If I had one wish . . .



               We are currently reading Farmer Boy with my kids right now. It is a darling book written by Laura Ingalls Wilder. It is about her husband growing up. I absolutely love books about homesteading and farming families. I love to read about the chores, food, and entertainment of these families. I love that they are often told from the children’s point of view. The enjoyment that these children get out of simpleness is moving. The amount of hard physical labor the people preform is inspiring. And the knowledge that these homemakers have to make something out of nothing is motivating. I want to crawl into these books and live there. 

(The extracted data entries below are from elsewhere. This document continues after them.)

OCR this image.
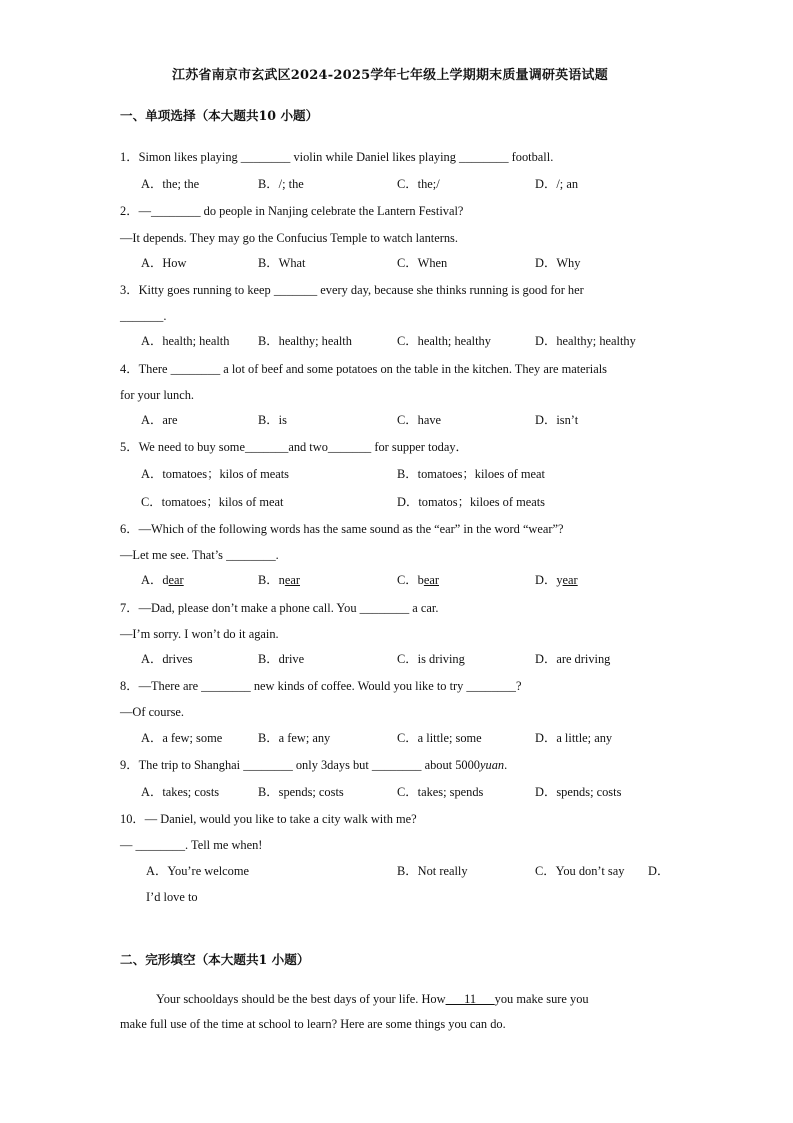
江苏省南京市玄武区2024-2025学年七年级上学期期末质量调研英语试题
一、单项选择（本大题共10 小题）
1．Simon likes playing ________ violin while Daniel likes playing ________ football.
A．the; the	B．/; the	C．the;/	D．/; an
2．—________ do people in Nanjing celebrate the Lantern Festival?
—It depends. They may go the Confucius Temple to watch lanterns.
A．How	B．What	C．When	D．Why
3．Kitty goes running to keep _______ every day, because she thinks running is good for her
_______.
A．health; health B．healthy; health	C．health; healthy	D．healthy; healthy
4．There ________ a lot of beef and some potatoes on the table in the kitchen. They are materials
for your lunch.
A．are	B．is	C．have	D．isn’t
5．We need to buy some_______and two_______ for supper today．
A．tomatoes；kilos of meats	B．tomatoes；kiloes of meat
C．tomatoes；kilos of meat	D．tomatos；kiloes of meats
6．—Which of the following words has the same sound as the “ear” in the word “wear”?
—Let me see. That’s ________.
A．dear	B．near	C．bear	D．year
7．—Dad, please don’t make a phone call. You ________ a car.
—I’m sorry. I won’t do it again.
A．drives	B．drive	C．is driving	D．are driving
8．—There are ________ new kinds of coffee. Would you like to try ________?
—Of course.
A．a few; some	B．a few; any	C．a little; some	D．a little; any
9．The trip to Shanghai ________ only 3days but ________ about 5000yuan.
A．takes; costs	B．spends; costs	C．takes; spends	D．spends; costs
10．— Daniel, would you like to take a city walk with me?
— ________. Tell me when!
A．You’re welcome	B．Not really	C．You don’t say D．
I’d love to
二、完形填空（本大题共1 小题）
Your schooldays should be the best days of your life. How      11      you make sure you
make full use of the time at school to learn? Here are some things you can do.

           There aren't fancy vacations, days of leisure, or convenience foods. There aren't play rooms or movies or washers and dryers! There isn't pinterest, FB, or gmail. I am sure these mothers went all week without “talking to another grown-up all day.” Although the father was usually home and came in for lunch. It is just so amazing to me that they could be so happy. I think that a simple, yet hardworking, lifestyle made it easier to be happy. My grandma once told me that depression was unheard of while she was growing up. They didn't get electricity until she was 12.
               Is it wrong for me to feel like I am living in the wrong era? Yes, most days I feel like I would rather live when you had to churn your own butter! I long to live in the days when children were raised to respect their parents, and parents knew the importance of turning out a good child. Where the family sat together and told stories and played instruments after supper instead of flipping on a TV. I often think that a world where a man’s handshake meant something would have been a nice world to live in.
              
              I am not totally naïve. I realize that there were very hard things about living so long ago—a lot more death, illness, and dependence on weather just to name a few. If you did happen to marry a man that lived a state away from your family, you wouldn't get to see them every year. You defiantly wouldn't get to call a couple of times a month, and pictures of your far away nieces and nephews would be non-existent. So I can rejoice that I was born in these days, days were I have to power to choose my life.

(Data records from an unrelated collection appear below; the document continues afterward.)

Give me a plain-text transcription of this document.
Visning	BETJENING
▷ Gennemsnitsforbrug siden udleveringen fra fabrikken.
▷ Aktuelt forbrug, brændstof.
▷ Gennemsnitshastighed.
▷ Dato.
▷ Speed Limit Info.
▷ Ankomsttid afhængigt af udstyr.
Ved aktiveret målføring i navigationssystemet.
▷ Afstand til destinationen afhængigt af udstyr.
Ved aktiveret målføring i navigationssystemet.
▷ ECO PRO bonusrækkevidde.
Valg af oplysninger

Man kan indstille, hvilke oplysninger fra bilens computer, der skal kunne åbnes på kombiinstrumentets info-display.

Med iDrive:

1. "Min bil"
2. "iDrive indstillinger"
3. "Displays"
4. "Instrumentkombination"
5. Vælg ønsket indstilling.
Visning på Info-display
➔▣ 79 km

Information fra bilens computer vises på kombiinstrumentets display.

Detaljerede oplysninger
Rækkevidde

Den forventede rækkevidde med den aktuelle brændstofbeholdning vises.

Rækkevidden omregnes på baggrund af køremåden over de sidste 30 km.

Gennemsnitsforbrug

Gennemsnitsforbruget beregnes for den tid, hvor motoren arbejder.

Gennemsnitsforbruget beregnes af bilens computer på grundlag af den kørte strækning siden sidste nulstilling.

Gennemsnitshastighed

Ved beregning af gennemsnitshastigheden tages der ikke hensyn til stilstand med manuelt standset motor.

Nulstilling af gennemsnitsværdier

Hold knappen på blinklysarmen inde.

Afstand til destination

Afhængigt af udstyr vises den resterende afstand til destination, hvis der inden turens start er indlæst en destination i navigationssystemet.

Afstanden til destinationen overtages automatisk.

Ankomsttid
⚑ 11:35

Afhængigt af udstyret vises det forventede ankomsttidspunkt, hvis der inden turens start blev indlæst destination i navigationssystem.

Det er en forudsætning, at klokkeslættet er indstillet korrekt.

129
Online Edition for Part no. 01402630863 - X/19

               Recently I have really wanted to find a plot of land, some water and a little cottage, and make a life there. I long for a simpler way of life. I have noticed how people have been thirsting for knowledge lately on the old homesteading ways of life. I got “The Encyclopedia of Country Living” a few years ago for mother’s day. I have wanted chickens for a couple of years, I have made strides to grow a better garden every year. Yet recently something snapped and I have felt an urgency that I have never felt before. I know I am not alone.  All I have to do is go on pinterst and see all of the emergency preparedness and natural remedy pins that have been popping up lately. It seems to be even greater lately. Sometimes I think that if I had that plot of land and knew how to work it, I wouldn't be worried about an impending financial crisis for my family would at least have food.
               Yet, more than the physical threat that a lot of us feel is coming, there is a spiritual threat that is present every day. I long for a day when “black” didn't seem so far different from “white.” A good friend of mine mentioned to me yesterday, “when we were growing up, we could go along with the crowd because the crowd, for the most part, was making good choices. It isn't like that anymore.” I agree. I feel like there is a huge divide in our country right now.
               If the divide had geographical boundaries, I am afraid there would be another civil war. Some people may just dismiss the differences as political variances, yet to me it is moral. Freedoms are being taken away, and they seem to be based on moral ideals. For example, businesses have to provide the morning after and week after pill for their employees—women all over and championing this as a win for women. They say that it is good for a woman to have the right to choose.  What about a company’s right to choose to not pay for something that they feel is morally wrong? Women had the right to choose before. Their first choice was to have sex, second choice to not use protection, and third choice was still to use the pill, they just had to pay for it themselves before. You know a day when people had to pay for their own mistakes, not expect others to do it for them.
               On that subject, we now have to now have health insurance or we will get fined. Health insurance is great, who doesn't want it? Yet WHY is it okay for the government to FORCE me to have it? Public schools all over the country are adding over 300 hours to the school year, which means less time for those children to be with their families. Just to name a couple of things that I really don’t think is right.
               Okay, this seems like a random post with a lot of crazy tangents. I am sure I would fail if I turned this in for a writing assignment but since it is my blog—I can publish what I want—some benefits of the 1st amendments that are still intact! I guess what I am trying to say is that while we feel this urgency to prepare physically—let us not neglect the need to prepare spiritually. There isn't any waiting to see which side you are going to be on. There is such urgency in the Lord’s work. I believe that God will win—it just might take a long haul, deep in the trenches before we see the tide of the battle turn. 

1 comment:

  1. Enjoyed the read, Tiff. I think we all long for "the good old days." I think I grew up during the best of times -- no drugs to speak of, higher morals, no internet (although there are wonderful things about the internet, I would trade it for the potential harm it creates), not so many things in life to "want", TV programs that didn't have to be restricted, and on and on. But today is what it is, and we are all here to try to make a difference for good aren't we. Love you.